I’ve also always believed in freedom of personal expression; freedom to not hide that you care about your friends; freedom to send friends notes that read, “I miss you, let’s go out for coffee,” or “Your friendship is very special to me,” or whatever.

I will let no one tell me this is somehow “inappropriate.”  Such an attitude sounds to me like unhealthy, puritannical repression.

Jealousy and controlling a spouse’s friendships are two major indicators of an abusive relationship.  Even if the relationship is not abusive, jealousy is a poison that destroys it.

Tracy, the bullying, abusive wife

The wife, “Tracy,” forced my best friend and me apart, because she was always bullying everyone around her and blaming them for it, including me:

I saw her smack a tiny 3-year-old on the back of the head so hard the girl’s tongue flew out.

I saw her go nuts on two of the girls one evening, when they did nothing wrong that I could see.  She just all of a sudden ran over and started screaming louder and louder, and yanking and throwing spanks around, so that even I was nervous and scared of her.

I’d hear her belittling the children.

When they lived with us, I heard her screaming at the kids all day long, ordering Richard around, making fun of him, making false accusations of him, even slapping him on the arm in anger.

One day, I heard her yelling and screaming at him louder and louder, making false accusations of him, while he just kept meekly saying “you’re right” and saying absolutely nothing in defense or argument back.

So I witnessed for myself some of what goes on behind closed doors, though I discovered later that she still tempered herself around me.

Richard told me later that she kept breaking the children’s spirits.  He said he had to be there to keep her from abusing the kids.  He said she cussed at the kids, and would yell and punch him as well.

He said if she ever hit his face, he would say “You’re not a woman” and hit her back.

Yet I was expected to be buddy-buddy with her.

She was never wrong; it was always me who needed to change behavior, or suffer the consequences.  She constantly snarked at me.

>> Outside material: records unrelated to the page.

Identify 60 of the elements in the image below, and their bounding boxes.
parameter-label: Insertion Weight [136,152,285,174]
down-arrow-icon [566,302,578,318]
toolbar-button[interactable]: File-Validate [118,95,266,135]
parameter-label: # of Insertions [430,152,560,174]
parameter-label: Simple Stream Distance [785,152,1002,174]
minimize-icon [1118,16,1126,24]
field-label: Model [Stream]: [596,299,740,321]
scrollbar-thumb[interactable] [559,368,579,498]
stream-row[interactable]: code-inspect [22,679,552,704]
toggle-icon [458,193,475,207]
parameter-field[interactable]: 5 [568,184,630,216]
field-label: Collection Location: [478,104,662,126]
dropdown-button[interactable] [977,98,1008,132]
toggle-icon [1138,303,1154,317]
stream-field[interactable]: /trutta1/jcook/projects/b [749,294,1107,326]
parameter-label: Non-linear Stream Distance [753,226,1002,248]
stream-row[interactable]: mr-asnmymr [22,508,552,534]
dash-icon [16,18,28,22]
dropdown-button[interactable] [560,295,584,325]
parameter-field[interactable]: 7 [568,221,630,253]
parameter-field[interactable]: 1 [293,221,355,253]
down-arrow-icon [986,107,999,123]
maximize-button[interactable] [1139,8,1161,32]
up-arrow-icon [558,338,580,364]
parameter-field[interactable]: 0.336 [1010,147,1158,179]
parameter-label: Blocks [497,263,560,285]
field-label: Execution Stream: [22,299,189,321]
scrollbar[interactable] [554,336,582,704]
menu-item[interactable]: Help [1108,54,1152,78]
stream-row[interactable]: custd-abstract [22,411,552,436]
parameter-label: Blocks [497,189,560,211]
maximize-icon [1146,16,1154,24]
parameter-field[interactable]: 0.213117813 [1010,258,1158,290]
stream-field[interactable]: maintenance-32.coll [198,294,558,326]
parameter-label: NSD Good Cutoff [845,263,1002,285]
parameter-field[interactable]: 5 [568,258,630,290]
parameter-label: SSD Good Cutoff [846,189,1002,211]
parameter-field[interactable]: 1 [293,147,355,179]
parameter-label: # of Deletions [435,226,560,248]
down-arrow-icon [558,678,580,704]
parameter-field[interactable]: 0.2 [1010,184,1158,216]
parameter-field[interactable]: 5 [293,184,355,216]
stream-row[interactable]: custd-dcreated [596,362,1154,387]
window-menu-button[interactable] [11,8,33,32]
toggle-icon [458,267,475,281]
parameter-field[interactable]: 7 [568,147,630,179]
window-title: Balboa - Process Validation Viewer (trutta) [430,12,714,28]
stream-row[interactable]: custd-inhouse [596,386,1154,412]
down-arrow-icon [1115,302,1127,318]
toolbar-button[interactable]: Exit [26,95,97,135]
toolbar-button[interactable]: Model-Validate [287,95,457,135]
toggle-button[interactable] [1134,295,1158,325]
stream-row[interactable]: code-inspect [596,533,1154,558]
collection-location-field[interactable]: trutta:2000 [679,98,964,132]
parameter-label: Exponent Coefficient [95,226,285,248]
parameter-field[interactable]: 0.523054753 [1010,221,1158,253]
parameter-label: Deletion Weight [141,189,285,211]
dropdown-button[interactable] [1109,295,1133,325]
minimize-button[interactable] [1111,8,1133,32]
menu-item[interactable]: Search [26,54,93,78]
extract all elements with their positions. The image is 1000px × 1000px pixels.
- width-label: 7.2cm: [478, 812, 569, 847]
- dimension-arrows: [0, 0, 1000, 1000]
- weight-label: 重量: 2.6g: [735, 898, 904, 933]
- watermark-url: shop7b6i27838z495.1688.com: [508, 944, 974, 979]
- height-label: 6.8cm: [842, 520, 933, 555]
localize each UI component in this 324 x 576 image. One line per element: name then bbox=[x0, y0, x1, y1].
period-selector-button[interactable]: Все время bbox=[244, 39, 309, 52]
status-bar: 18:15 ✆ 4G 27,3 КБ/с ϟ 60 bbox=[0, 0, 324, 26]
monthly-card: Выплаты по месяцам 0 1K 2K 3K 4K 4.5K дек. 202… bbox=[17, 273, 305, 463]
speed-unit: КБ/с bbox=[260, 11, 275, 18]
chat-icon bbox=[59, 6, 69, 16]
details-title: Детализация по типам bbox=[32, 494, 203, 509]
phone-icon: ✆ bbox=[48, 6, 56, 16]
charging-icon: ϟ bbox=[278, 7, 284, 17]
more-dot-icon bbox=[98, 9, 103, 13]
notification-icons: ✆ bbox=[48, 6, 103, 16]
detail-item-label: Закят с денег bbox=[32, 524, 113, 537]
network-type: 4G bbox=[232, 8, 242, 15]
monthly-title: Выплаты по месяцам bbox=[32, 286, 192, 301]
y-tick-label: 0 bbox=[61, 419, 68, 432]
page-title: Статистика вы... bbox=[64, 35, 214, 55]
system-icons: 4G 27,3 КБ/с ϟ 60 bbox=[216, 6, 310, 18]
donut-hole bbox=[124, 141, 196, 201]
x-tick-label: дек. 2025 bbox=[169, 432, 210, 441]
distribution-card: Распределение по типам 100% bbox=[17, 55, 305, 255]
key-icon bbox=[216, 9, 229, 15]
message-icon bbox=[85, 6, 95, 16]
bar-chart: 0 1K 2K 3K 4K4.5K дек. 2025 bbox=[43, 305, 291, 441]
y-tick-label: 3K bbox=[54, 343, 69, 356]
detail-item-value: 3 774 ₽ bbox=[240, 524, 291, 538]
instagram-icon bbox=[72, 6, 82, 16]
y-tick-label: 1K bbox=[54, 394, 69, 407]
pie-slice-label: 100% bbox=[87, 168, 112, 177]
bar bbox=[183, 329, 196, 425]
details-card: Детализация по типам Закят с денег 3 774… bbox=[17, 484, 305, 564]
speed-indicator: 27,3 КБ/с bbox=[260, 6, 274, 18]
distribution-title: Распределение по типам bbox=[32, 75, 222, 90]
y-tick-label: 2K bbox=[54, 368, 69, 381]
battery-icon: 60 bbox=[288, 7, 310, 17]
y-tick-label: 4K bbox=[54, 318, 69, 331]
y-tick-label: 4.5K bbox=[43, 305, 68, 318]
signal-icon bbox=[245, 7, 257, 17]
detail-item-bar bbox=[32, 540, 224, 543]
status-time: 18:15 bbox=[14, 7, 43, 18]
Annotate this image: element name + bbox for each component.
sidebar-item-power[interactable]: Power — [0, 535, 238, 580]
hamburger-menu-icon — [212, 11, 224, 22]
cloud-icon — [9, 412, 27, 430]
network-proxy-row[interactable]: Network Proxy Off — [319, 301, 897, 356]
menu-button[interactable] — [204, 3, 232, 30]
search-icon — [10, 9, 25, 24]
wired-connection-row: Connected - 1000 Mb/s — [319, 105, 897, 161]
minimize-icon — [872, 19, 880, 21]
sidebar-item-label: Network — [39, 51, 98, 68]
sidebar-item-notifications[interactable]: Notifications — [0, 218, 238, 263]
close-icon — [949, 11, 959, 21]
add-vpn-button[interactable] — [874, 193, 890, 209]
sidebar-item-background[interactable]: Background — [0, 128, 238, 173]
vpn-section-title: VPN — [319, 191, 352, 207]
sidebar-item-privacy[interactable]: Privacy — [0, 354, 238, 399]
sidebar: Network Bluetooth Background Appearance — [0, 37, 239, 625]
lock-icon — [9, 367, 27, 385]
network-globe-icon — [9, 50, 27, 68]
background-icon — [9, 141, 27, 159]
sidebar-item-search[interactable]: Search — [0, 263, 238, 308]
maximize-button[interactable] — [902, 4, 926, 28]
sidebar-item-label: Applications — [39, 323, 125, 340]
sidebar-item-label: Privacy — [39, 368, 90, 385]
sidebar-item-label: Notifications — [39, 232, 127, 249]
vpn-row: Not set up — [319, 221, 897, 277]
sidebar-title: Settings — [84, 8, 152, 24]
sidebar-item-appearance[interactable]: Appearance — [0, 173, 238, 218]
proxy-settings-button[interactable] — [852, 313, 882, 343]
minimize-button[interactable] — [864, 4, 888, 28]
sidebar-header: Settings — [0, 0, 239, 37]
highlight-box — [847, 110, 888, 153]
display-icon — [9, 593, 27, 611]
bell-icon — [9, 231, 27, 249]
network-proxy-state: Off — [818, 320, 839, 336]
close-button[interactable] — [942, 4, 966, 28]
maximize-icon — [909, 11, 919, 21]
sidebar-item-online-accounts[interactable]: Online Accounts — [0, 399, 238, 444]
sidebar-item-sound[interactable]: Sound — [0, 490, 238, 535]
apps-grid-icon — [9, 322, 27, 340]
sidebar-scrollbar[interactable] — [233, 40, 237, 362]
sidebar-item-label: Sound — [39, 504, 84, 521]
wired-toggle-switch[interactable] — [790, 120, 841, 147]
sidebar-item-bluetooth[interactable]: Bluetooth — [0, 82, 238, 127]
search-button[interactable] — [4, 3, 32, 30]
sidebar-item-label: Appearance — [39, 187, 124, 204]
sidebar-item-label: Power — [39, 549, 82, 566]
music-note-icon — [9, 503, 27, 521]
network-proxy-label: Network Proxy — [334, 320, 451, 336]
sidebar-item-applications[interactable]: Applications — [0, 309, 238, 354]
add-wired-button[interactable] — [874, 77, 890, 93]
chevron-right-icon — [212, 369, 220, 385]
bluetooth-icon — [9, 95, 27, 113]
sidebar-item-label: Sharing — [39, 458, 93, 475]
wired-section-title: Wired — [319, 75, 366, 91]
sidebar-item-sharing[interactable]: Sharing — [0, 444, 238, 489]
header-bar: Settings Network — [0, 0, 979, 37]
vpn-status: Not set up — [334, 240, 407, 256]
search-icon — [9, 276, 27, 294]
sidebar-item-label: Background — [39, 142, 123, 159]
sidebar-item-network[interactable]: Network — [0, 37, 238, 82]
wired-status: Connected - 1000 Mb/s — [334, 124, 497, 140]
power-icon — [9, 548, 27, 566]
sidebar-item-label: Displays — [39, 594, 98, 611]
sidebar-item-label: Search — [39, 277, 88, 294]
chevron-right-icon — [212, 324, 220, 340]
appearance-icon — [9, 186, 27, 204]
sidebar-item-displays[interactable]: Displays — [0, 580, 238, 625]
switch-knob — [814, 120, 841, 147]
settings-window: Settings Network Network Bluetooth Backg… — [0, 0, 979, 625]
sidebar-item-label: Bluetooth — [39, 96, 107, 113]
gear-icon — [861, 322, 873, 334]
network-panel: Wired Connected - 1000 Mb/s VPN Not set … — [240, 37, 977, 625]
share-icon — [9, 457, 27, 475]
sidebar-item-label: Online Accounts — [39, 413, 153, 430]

She demanded respect but gave none to me; violated boundaries but accused me of doing this; needed to grow up but accused me of this.

At first I thought we were friends and liked her, but swiftly her mask fell and she began being mean to me, without apologies.  However, she expected me to just overlook all this, blamed me for her own horrid behavior.

Several times, I considered breaking off the friendship with Richard so I wouldn’t have to deal with her, but his friendship was just too important to me.

My husband constantly got mad at her for how she treated me, said she has no trust in Richard, and got angry over how she kept screwing me over and bullying me.

Then she blew up at me with all sorts of filthy, unchristian profanity and false, filthy accusations.  She vilified, ridiculed, belittled and humiliated me.

She called me stupid, said a 5-year-old could understand what I didn’t.

She blamed me for all her bad behavior, told me I deserved it, refused to take any blame on herself despite her obvious bad behavior.

She even posted on Facebook that because of this, “I’m having a GREAT day because I no longer have to sit back and be quiet and nice.”  (HUH?)

Then Richard even yelled at and intimidated Jeff for saying that she had done things wrong as well.

After this, I just couldn’t take it anymore, so Jeff and I ended the friendship immediately.

Her post on Facebook proved that she enjoyed this, enjoyed my mistake, enjoyed her narcissistic rage, enjoyed flaying me alive with her tongue.

She even told me, after she started verbally abusing me, to not “go crying to Jeff” about this because “we don’t need the headache.”  Just like any bully on the playground, telling you to tell no one what she’s done!